Sophos Synchronized Security beinhaltet einen sicheren Kommunikationskanal zwischen den Sophos-Endpoint- und Netzwerk-Sicherheitslösungen – den Sophos Security Heartbeat. Erkennt die Firewall schädlichen Datenverkehr, benachrichtigt sie umgehend das Endgerät, der Agent reagiert dynamisch, er identifiziert und hinterfragt den verdächtigen Prozess. In vielen Fällen kann er den Vorgang automatisch beenden und die restlichen infizierten Komponenten entfernen. Im Gegenzug berichten die Endgeräte ihren aktuellen Sicherheitsstatus in regelmäßigen Abständen an die Firewall. Ist dieser beeinträchtigt – wie im Falle einer Laufzeiterkennung vor der Überprüfung – wird die Firewall eine entsprechende Policy zur Isolation des Endpunkts umsetzen. Das Ergebnis ist eine höhere Sicherheitsstufe über eine zentrale Managementplattform.

Die vier technologischen Säulen von Sophos Intercept sind:

1. Signaturlose Threat- und Exploit-Erkennung: Schutz gegen Malware und Hacker, der Zero-Day-Exploits, unbekannte und speicherresistente Attacken sowie Threat-Varianten ohne File-Scanning blockiert.  

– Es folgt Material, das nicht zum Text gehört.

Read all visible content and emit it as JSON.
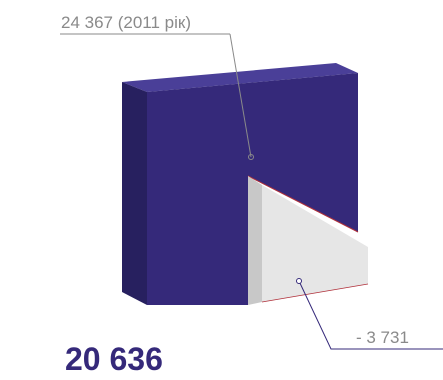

2. CryptoGuard: Eine Anti-Ransomware-Innovation, die schadhafte Verschlüsselungsaktivitäten identifiziert und unterbricht sowie Ransomware blockiert, bevor das System geschädigt wird. Bereits schadhaft verschlüsselte Dateien können in ihren Originalzustand zurückversetzt werden.

3. Root Cause Analytics: Eine visuelle 360-Grad-Analyse der Angriffe, die zeigt, wo der Angriff stattfand, welche Systemteile betroffen waren und wo er hätte gestoppt werden können. Zudem werden Handlungsempfehlungen für ähnliche Attacken in der Zu-kunft zur Verfügung gestellt.

4. Sophos Clean: Die Sophos-Clean-Technologie (ehemals Hitman Pro) erkennt und entfernt Spyware und tief ins System eingebettete Malware.